Thursday, April 19, 2007

No use crying over split ends


This is me with my new short hair.

It's not a great photo as the light at my desk is crap, but you get the idea of what it looks like.

And I like it. I really, really like it.

I think I will always want to go back to long hair eventually because that's more me. I've always loved having a 'mane'. But for now, I really like this cut. Just hope I get to enjoy it longer than the next four weeks!

Everybody at the office has been lovely. Ranging from the jokes ("Can I help you?") to the genuine reactions ("My god - I thought you must be Anne-Marie's sister!").

(For the record my sister has even longer hair than I had, so those that thought that have clearly never met her.)

So I'm happy that at least one by-product of this whole process is making me smile.

The other, having been forced off the contraceptive pill and having had a coil inserted on Monday night (the most painful experience I've had in a long time) has resulted in me having much much heavier period pains than normal.

You see, cancer brings both joy and..cramps. Wonderful.

4 comments:

Steve said...

Not sure if it's the haircut or the pain but something has really brought your eyes out... you look good girl.

Now I'm left wondering whether yuu're one of those people who th eside effects of treatment suits (like the ravishing woman who used to come in for treatment alongside me - feline, angular and just amazing looking) or one of those women (like Dana from the L word) who looks like an egg and compensate with gorgeous accessories - headscarves, wigs, extravagant hats and the like. I'm thinking the former with the latter thrown in for variety.

When you're coil pics up speaker feedback at the Radio 2 gig you'll know you truly belong there btw.

I wish I could type without a million errors - but hey I'm here, I'm typing and I'm about to go out into the warmest day of the year - and ultimately that's what it's all about. Well that and good chocolate.

Anne-Marie Weeden said...

So that's where all the sunshine went? New York!
It's warm here too, but weak and feeble compared to last weekend when it felt like August.

Thanks for the flattery - always welcome! And god it would be good to be a good looking cancer patient.
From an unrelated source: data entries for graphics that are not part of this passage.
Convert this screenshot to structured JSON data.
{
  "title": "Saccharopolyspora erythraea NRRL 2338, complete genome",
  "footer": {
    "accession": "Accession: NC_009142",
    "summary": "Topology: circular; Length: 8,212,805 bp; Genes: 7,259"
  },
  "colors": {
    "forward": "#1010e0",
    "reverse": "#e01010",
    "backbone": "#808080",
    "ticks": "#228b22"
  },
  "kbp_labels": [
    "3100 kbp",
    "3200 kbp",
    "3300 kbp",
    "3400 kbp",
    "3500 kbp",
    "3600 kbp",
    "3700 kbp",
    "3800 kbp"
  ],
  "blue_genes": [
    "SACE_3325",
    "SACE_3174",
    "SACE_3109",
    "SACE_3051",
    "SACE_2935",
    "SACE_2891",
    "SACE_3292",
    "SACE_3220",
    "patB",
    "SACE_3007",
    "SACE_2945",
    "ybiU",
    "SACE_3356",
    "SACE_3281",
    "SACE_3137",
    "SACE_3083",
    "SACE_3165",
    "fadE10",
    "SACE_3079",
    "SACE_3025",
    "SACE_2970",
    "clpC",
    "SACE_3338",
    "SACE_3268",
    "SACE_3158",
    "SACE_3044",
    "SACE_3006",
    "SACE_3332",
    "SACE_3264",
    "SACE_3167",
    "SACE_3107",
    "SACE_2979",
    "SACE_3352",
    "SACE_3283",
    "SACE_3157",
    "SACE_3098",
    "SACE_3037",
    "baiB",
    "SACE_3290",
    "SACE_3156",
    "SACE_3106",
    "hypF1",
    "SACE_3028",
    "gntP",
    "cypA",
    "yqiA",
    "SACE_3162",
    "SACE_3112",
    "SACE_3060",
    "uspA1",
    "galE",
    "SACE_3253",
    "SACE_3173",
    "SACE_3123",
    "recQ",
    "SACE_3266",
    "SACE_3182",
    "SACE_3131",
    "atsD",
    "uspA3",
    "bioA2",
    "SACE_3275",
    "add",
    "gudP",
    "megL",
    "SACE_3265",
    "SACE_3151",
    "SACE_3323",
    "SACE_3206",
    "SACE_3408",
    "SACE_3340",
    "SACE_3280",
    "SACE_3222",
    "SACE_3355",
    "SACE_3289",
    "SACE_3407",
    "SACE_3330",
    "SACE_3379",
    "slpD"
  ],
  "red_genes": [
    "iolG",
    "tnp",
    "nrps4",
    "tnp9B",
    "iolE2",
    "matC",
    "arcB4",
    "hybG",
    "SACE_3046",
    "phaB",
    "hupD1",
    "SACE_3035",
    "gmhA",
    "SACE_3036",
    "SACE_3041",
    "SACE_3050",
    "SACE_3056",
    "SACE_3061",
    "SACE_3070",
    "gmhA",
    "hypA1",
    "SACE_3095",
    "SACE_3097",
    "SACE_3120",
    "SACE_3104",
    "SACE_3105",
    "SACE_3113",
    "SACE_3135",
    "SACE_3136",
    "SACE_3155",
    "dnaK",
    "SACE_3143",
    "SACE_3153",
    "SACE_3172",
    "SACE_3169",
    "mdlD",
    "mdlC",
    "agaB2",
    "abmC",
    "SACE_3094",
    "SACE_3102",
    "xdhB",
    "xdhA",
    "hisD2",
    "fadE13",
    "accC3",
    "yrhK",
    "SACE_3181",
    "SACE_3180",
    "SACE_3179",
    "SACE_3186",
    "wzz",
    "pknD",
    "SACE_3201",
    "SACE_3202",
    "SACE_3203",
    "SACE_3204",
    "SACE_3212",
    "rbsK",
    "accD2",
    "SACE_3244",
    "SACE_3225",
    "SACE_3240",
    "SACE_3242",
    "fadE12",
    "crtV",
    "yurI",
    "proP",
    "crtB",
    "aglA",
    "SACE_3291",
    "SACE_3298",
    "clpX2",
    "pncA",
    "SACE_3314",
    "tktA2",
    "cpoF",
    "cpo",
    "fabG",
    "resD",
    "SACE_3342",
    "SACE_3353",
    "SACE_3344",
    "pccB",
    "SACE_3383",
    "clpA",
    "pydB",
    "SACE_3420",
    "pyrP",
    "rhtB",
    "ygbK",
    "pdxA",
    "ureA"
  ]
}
But I've been reading my little fact sheet of side-effects and just know that I'm going to be one of those unlucky bastards who has to suffer weight GAIN instead of the much anticipated and hoped for weight loss. The Chemo Diet. It's what all those size zero celebs have been waiting for...

Am sat at Rich's in Hereford. He play playstation (he's discovered it at 38), I type blog. Later we're off to see Apocalypto at the local arts centre. Trying to make the most of being pre-chemo and do stuff. We were meant to go to a party last night (imagine! haven't properly socialised for over three weeks) but had big delays leaving London last night as the car wouldn't start and I had to call the AA. See, life's mundaneities do go on. And on.

Thank you for typing. Errors and all. It's much appreciated and lovely to hear from you - Always.

Trying to pick up Glastonbury returns on Sunday morning when they go on sale again. Just what did you have against that particular fest??!
x

Steve said...

I gained chemo weight due to the amount of prednisone that they pumped into me.... proper little cherub faced git I was. Started at 155lbs, dropped to 147lbs (nice) ended at 175lbs.

Still I'm one of the few people to have gone to India looking for dysentry (practically licking cow's arses on the street I was) and to have come back healthier and heavier than when I left.

One thing they don't tell you about chemo is tha it's amazing for the skin... mine was flawless for the longest time after. Now that's a Red Carpet Tip worth knowing

Roxanne said...

You still look good in you short hair.